Gartner's Close thinks Microsoft's CRM arrival has helped Best in the short term. "Microsoft created so much buzz around the
market," she said. "People thought, 'If Microsoft offers it, it must be important; CRM has arrived.' But (Microsoft's) product
is missing all kinds of basic functionality like data cleansing and de-duplicating."
Still, Microsoft will eventually fill out its product, and Best will need to move quickly to keep its lead. "Best has got
to step up the pace," Close said. "They've got to become more aggressive on technology and add more features and functionality."
They're starting to get that message. "They've really invested in the new products," said Steve Chipman of Lexnet Consulting
Group, a San Francisco services firm that sells SalesLogix and Act and is adding Accpac to its skill set.

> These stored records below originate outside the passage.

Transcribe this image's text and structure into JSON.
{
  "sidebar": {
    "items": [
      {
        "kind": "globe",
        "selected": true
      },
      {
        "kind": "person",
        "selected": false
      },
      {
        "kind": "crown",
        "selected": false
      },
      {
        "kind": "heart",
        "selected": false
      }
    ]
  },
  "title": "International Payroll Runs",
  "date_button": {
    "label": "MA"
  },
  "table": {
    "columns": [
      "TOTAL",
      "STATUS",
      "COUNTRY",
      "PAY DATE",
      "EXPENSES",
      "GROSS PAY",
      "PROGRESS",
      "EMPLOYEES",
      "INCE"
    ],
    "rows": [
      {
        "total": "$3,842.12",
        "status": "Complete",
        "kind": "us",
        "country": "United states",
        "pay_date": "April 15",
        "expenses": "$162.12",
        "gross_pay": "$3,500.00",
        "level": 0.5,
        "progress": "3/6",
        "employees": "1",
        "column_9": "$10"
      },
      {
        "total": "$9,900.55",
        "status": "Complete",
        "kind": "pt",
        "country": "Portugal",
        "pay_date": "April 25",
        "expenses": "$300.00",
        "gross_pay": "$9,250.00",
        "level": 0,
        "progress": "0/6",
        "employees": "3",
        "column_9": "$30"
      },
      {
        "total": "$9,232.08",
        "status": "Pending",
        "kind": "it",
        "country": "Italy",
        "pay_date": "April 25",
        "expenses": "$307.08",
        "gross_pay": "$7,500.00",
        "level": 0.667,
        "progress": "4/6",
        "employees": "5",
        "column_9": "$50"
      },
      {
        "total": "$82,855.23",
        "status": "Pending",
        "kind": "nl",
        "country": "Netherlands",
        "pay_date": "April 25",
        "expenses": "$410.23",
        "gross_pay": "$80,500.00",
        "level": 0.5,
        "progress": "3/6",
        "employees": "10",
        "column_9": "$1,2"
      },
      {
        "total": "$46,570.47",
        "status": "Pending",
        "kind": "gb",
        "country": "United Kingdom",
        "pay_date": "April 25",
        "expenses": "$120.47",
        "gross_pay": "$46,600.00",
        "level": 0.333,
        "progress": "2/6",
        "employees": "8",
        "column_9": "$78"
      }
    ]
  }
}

"We have access now to more of (Best's) overall marketing resources, and we're starting to benefit from their marketing,"
Chipman said. "We're seeing an uptick in interest."
Best's Van Duyne said the company knows it's at a tipping point.
"The medium- and small-business community is far more mature now in its understanding of CRM than it has been in the past.
If we had done all this kind of stuff two years ago, it probably would have been over-investment. I'm not sure how much it
would have sold," he said. "Now, we’re ready to take the gloves off."